Master plan’ for refreshing

Monday December 02, 2019 Written by Published in Local

Growers develop audacious plan to rejuvenate industry – but they need government backing to find land and labour. 

 

Gluten-free breadfruit flour, cocoa, coffee and honey are among bold plans to diversify Cook Islands’ struggling horticulture and apiculture exports.

Local growers will present the plans to a regional farmers’ meeting this week.

Nineteen members of food security network Te Tango Enua have already met to map out areas of concern and plans to boost agriculture production in the country.

Te Tango Enua president Danny Mataroa said they were eyeing the production of gluten-free breadfruit flour for export and local consumption.

Other plans for local retail include growing passionfruit.

But for export to New Zealand, they are developing even more intrepid plans: organic farming systems, cocoa and coffee production, and beekeeping.

“We looked at the value chain and the master plan, identifying the needs, the issues and challenges with farming,” Mataroa said.

“Basically we are trying to come up with a master plan for our growers but because there are so many issues, we thought we’d come up with five for now.”

Te Tango Enua is to present the five plans to the Pacific Islands Farmer Organisations Network, and they will identify which areas they can help with.
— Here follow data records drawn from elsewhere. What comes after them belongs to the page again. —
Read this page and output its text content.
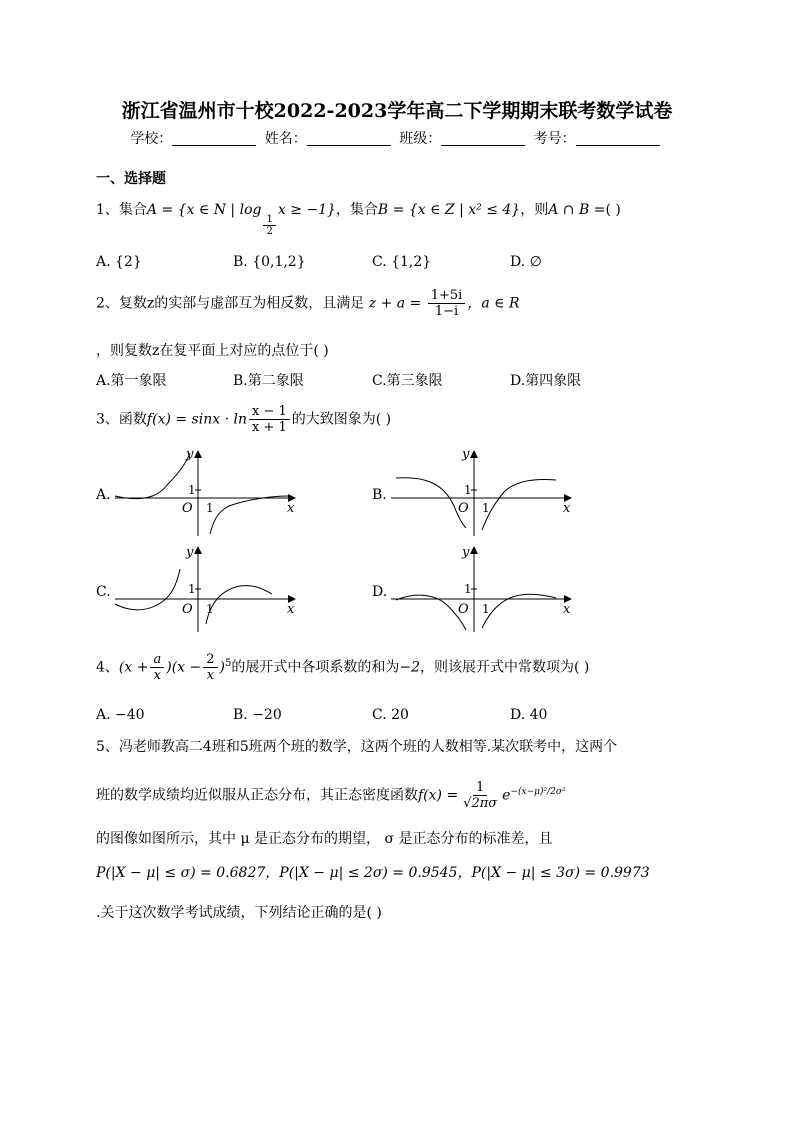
浙江省温州市十校2022-2023学年高二下学期期末联考数学试卷
学校：	姓名：	班级：	考号：
一、选择题
1、集合A = {x ∈ N | log
$\frac{1}{2}$
x ≥ −1}，集合B = {x ∈ Z | x² ≤ 4}，则A ∩ B =( )
A. {2}	B. {0,1,2}	C. {1,2}	D. ∅
2、复数z的实部与虚部互为相反数，且满足 $z + a = \frac{1+5i}{1-i}$ ，a ∈ R
，则复数z在复平面上对应的点位于( )
A.第一象限	B.第二象限	C.第三象限	D.第四象限
3、函数$f(x) = \sin x \cdot \ln \frac{x - 1}{x + 1}$ 的大致图象为( )
A.
y
x
O
1
1
B.
y
x
O
1
1
C.
y
x
O
1
1
D.
y
x
O
1
1
4、$(x + \frac{a}{x} )(x - \frac{2}{x} )^5$的展开式中各项系数的和为−2，则该展开式中常数项为( )
A. −40	B. −20	C. 20	D. 40
5、冯老师教高二4班和5班两个班的数学，这两个班的人数相等.某次联考中，这两个
班的数学成绩均近似服从正态分布，其正态密度函数$f(x) = \frac{1}{√2\pi\sigma} e^{-(x-\mu)^2/2\sigma^2}$
的图像如图所示，其中 μ 是正态分布的期望， σ 是正态分布的标准差，且
P(|X − μ| ≤ σ) = 0.6827，P(|X − μ| ≤ 2σ) = 0.9545，P(|X − μ| ≤ 3σ) = 0.9973
.关于这次数学考试成绩，下列结论正确的是( )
“The important thing is we come up with a plan that is practical, achievable, and within the budget allocation of the sponsors.”

Mataroa said scarcity of land was one of the main issues faced by growers in Rarotonga.

Horticultural land, which should be available for replanting kuru, tamanu, miro, noni, bananas and traditional trees, was instead covered with foreign trees. “We need a plan to replace the invasive species with these productive trees.”

In the outer islands, land was not the major concern, Mataroa said – but the labour shortage was the main issue there.

“If government is hiring workers in education, finance, internal affairs, health, and these are all the departments that spend money and never produce any, why can’t they hire workers for agriculture?

“We have backpackers here who wants to work. They can work for three months and we pay them normal Cook Islands rate. But we need the policy to allow that to happen.”